É fundamental lembrar que o apoio e a paciência são pilares para ajudar a criança a superar o TAS. A jornada pode ser desafiadora, mas com a orientação profissional e um ambiente acolhedor, a criança pode desenvolver as ferramentas necessárias para florescer.
Perguntas para o Leitor:
- Você já observou em alguma criança (seja seu filho, aluno ou familiar) comportamentos de medo ou recusa excessiva em situações de separação?

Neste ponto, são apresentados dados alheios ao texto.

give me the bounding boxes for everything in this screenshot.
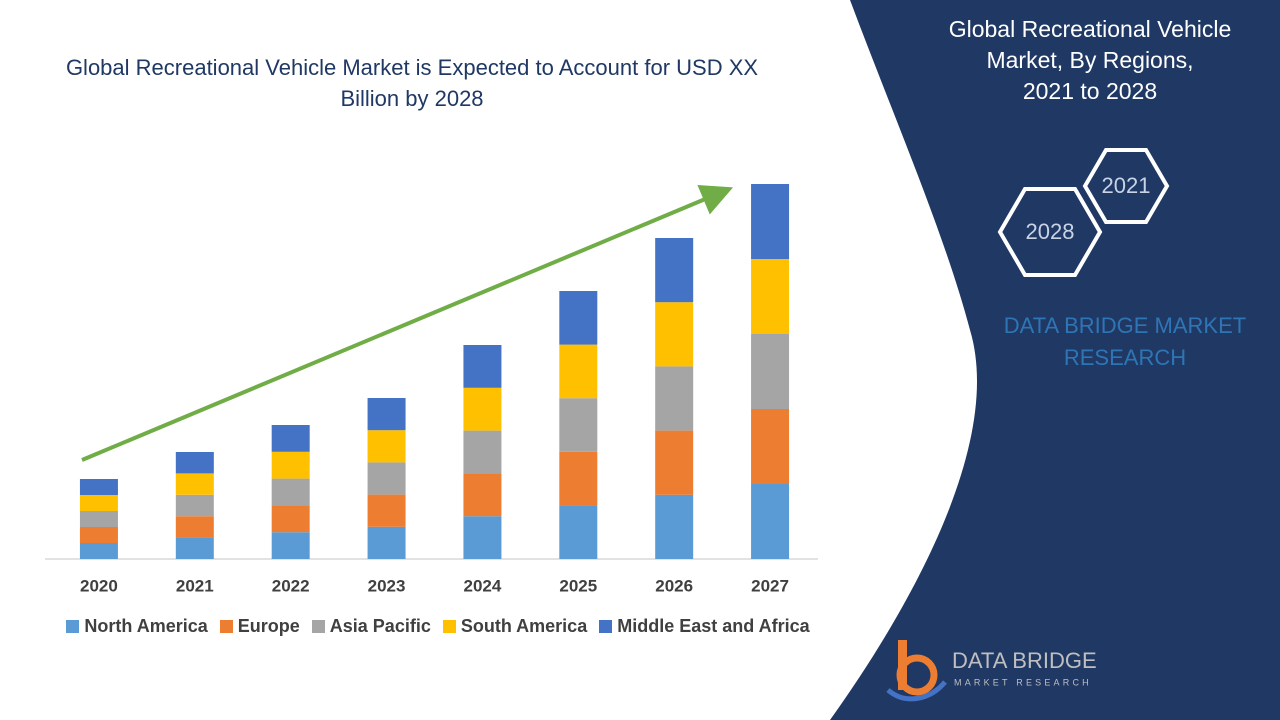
legend-item: South America: [442, 616, 588, 637]
x-tick-label: 2021: [176, 576, 214, 595]
panel-title-line: Global Recreational Vehicle: [948, 16, 1232, 42]
bar-segment: [271, 505, 310, 533]
side-panel: [830, 0, 1280, 720]
bar-segment: [271, 425, 310, 452]
bar-segment: [559, 505, 598, 559]
legend-swatch: [599, 620, 613, 633]
bar-segment: [79, 495, 118, 511]
logo-swoosh: [886, 680, 947, 702]
bar-segment: [175, 537, 214, 559]
bar-segment: [175, 452, 214, 474]
bar-segment: [463, 345, 502, 388]
legend-swatch: [219, 620, 233, 633]
bar-segment: [271, 532, 310, 559]
legend-swatch: [66, 620, 80, 633]
x-tick-label: 2024: [464, 576, 502, 595]
bar-segment: [655, 366, 694, 431]
logo-name: DATA BRIDGE: [952, 648, 1097, 673]
brand: DATA BRIDGE MARKET RESEARCH: [1003, 313, 1247, 370]
legend-item: Asia Pacific: [311, 616, 431, 637]
panel-title-line: 2021 to 2028: [1022, 78, 1158, 104]
legend-swatch: [442, 620, 456, 633]
x-tick-label: 2023: [368, 576, 406, 595]
bar-segment: [367, 430, 406, 463]
legend-item: Europe: [219, 616, 300, 637]
logo-bowl: [896, 654, 938, 696]
bar-segment: [463, 473, 502, 517]
bar-segment: [751, 409, 790, 484]
bar-segment: [655, 494, 694, 559]
bar-segment: [559, 451, 598, 506]
bar-segment: [79, 543, 118, 559]
bar-segment: [751, 184, 790, 259]
bar-segment: [79, 527, 118, 543]
x-tick-label: 2026: [655, 576, 693, 595]
growth-arrow: [81, 184, 734, 462]
bar-segment: [559, 291, 598, 345]
bar-segment: [271, 478, 310, 506]
x-tick-label: 2025: [559, 576, 597, 595]
legend-swatch: [311, 620, 325, 633]
bar-segment: [655, 238, 694, 303]
bar-segment: [367, 526, 406, 559]
legend: North America Europe Asia Pacific South Ame…: [40, 616, 836, 637]
bar-segment: [559, 344, 598, 399]
legend-label: Europe: [237, 616, 300, 636]
x-tick-label: 2022: [272, 576, 310, 595]
bar-segment: [175, 494, 214, 517]
bar-segment: [79, 511, 118, 527]
bar-segment: [751, 259, 790, 334]
bar-segment: [367, 494, 406, 527]
bar-segment: [463, 516, 502, 559]
hexagon-label: 2028: [1026, 219, 1075, 244]
hexagon: [997, 187, 1103, 277]
bar-segment: [751, 484, 790, 559]
logo-icon: [886, 640, 947, 702]
panel-title: Global Recreational Vehicle Market, By R…: [930, 14, 1250, 107]
x-tick-label: 2027: [751, 576, 789, 595]
bar-segment: [559, 398, 598, 452]
bar-segment: [175, 516, 214, 538]
legend-label: South America: [460, 616, 588, 636]
legend-label: North America: [84, 616, 208, 636]
legend-label: Middle East and Africa: [617, 616, 810, 636]
logo-tagline: MARKET RESEARCH: [954, 677, 1092, 687]
bar-segment: [367, 462, 406, 495]
bar-segment: [655, 430, 694, 495]
panel-title-line: Market, By Regions,: [986, 47, 1194, 73]
chart-title: Global Recreational Vehicle Market is Ex…: [65, 55, 759, 111]
bar-segment: [79, 479, 118, 495]
bar-segment: [751, 334, 790, 409]
bar-segment: [367, 398, 406, 431]
bar-segment: [463, 430, 502, 474]
hexagon-label: 2021: [1102, 173, 1151, 198]
legend-label: Asia Pacific: [329, 616, 431, 636]
legend-item: North America: [66, 616, 208, 637]
bar-segment: [175, 473, 214, 495]
x-tick-label: 2020: [80, 576, 118, 595]
bar-segment: [655, 302, 694, 367]
bar-segment: [463, 387, 502, 431]
legend-item: Middle East and Africa: [599, 616, 810, 637]
hexagon: [1082, 148, 1170, 224]
bar-segment: [271, 451, 310, 479]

Quais foram suas reações e como você se sentiu diante disso?
- Considerando os fatores etiológicos (biológicos, ambientais, familiares e de temperamento), quais deles você acredita que podem estar mais presentes no contexto das crianças que você conhece e que apresentam dificuldades de separação?
- Pensando nas estratégias de manejo comportamental em casa e na escola, qual delas você considera mais desafiadora de implementar e por quê? E qual delas parece mais promissora para o seu contexto?
Fonte
Baseado no estudo de Figueroa, A., Soutullo, C., Ono, Y., & Saito, K. (2015). Ansiedade de separação. In Rey JM (ed), IACAPAP e-Textbook of Child and Adolescent Mental Health. (edição em Português; Dias Silva F, ed). Genebra: International Association for Child and Adolescent Psychiatry and Allied Professions 2015.
Advertência
O conteúdo deste artigo é meramente informativo e não substitui o aconselhamento, diagnóstico ou tratamento profissional. Em caso de necessidade específica, é fundamental buscar a ajuda de um médico ou profissional de saúde mental qualificado.